こうして、穏やかな時間を孝子達は過ごしていたのだが、母親である細波君から報せを受けて、孝子一人が母の部屋へと赴く事となった。


細波君は鏑木法師を招いた宴席で倒れて以来、体調を崩したまま部屋に閉じ籠っていて、晶子とはまだ顔を合わせた事は無かったが、例え、元気であったとしても恐らく会う事は無かっただろう。

今回、孝子が一人で呼ばれた事が、それを物語っていた。


「お母様、御加減は如何ですか?」


ふすまを膝に掛けて褥に座る母の顔は、思ったよりも悪く無かった。

元々繊細であり、躁鬱を繰り返す人なので寝込み勝ちではあったが、夫が決めた事とは言え、晶子が屋敷に居る事が気に入らないのだろう。

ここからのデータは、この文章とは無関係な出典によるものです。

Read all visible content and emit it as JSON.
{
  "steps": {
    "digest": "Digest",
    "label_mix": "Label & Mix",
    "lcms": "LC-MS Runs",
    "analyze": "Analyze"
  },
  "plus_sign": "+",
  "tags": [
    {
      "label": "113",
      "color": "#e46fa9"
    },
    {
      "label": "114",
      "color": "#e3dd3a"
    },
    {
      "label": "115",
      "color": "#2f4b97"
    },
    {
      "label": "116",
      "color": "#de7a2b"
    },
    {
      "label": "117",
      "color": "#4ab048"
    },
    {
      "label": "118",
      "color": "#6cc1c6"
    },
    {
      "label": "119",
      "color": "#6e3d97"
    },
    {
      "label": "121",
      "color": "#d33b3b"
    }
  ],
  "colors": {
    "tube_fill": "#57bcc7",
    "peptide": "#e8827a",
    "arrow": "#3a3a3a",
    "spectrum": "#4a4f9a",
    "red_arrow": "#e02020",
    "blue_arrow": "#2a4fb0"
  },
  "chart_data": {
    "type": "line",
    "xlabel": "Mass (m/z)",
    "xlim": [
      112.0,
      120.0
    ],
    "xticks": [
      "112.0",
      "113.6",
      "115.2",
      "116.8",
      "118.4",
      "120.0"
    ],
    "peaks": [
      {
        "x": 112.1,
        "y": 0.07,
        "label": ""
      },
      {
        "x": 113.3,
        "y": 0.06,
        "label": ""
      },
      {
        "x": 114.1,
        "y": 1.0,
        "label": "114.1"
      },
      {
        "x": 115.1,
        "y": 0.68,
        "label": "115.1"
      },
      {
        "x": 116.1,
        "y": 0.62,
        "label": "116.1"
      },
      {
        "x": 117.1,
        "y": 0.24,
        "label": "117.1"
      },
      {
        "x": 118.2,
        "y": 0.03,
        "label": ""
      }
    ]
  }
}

「今日は悪くありませんね。それより、先程、お母様から文が届きました。」


「お祖母様からですか?」


「ええ。怨霊払いが終わる日まで、こちらに御泊りになりたいそうです。鬼の噂が流れた時から心細い思いであったそうですが、やはり祈祷が無事に終わるまでは不安だと仰られて。勿論、殿には御窺いせねばなりませんが、あなたもそのつもりでいる様に。」


細波君はそれだけ言うと褥に横たわった。

孝子は退室の礼を述べると、宇美に先導されて自室へと戻った。

晶子は既に居らず、一人になると昨夜の四鬼の言葉を思い出していた。